You Say You Want a Revolution?

Then get ready.

It's called NFC.
 
It will change the way attendees discover content at events.

NFC (the acronym for "Near Field Communication") is a form of short-range wireless that bridges the gap between the real and virtual worlds.

The technology allows anyone with an NFC-ready mobile phone or tablet to access content by touching the device to a comparable one—or to a "smart poster."

Thanks to the manufacturers, nearly one-third of new phones are NFC-ready right now. Two years hence, all will be.

With NFC, attendees will be able to touch salespeople's phones and instantly download anything now delivered on line. Videos. PowerPoint slides. Flyers. White papers. Discount coupons. You name it.

Salespeople not around? No worries.
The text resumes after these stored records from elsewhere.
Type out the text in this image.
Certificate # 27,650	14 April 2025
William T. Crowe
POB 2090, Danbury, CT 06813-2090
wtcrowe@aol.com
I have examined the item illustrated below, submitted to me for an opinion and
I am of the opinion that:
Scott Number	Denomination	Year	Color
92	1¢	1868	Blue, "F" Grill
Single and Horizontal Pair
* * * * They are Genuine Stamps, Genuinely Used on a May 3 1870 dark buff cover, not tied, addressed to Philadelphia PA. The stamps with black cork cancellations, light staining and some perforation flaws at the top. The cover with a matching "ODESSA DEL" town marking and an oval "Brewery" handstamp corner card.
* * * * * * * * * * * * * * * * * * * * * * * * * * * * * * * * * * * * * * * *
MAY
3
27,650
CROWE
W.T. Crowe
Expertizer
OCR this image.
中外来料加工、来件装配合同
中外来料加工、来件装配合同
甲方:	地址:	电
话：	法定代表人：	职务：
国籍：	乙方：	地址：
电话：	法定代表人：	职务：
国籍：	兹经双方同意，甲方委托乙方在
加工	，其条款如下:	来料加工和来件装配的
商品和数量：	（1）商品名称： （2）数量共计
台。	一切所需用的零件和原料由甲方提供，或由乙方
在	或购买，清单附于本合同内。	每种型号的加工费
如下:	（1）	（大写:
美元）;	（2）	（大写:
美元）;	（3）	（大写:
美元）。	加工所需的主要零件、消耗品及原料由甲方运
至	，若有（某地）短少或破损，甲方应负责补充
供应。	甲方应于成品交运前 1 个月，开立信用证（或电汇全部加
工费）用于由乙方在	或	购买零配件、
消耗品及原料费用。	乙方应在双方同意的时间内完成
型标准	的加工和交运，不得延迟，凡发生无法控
Attendees can do the same thing by touching a smart poster.

But wait, there's more.
 
Provided the nearest cash register is NFC-ready, attendees will be able to pay for purchases with a touch of their phones.

The revolution NFC will usher in isn't pie in the sky.

It's underway as we speak.

EXPO Magazine has said NFC "will change the face-to-face landscape."

Learn why "NFC will disrupt how things are done."

Thursday, December 13, 2012

More on Mobile-Friendly Websites

"Is your Website changing with the mobile revolution, or is it remaining stagnant?" asks online marketer Sarah Tharp, writing for Biznology.

An unfriendly site costs your business dearly, Tharp insists.
 
"I cannot begin to tell you the number of times I’ve attempted to access a Website online, and because of glaring functionality and usability issues, have gone back to the search results and given my business to a competitor site," Tharp writes.
 
What's fundamental to a mobile-friendly site?
  • Fast page-loading
  • Navigation with tabs to information most needed by mobile users
  • Pages that require little or no scrolling
  • Large buttons that can be easily pressed
  • An easily accessible search bar
  • A phone number with a “click to call” option
  • An address that can be clicked to automatically present directions
At a minimum, every business should know how its Website appears on mobile devices and how mobile users are experiencing it, Tharp says.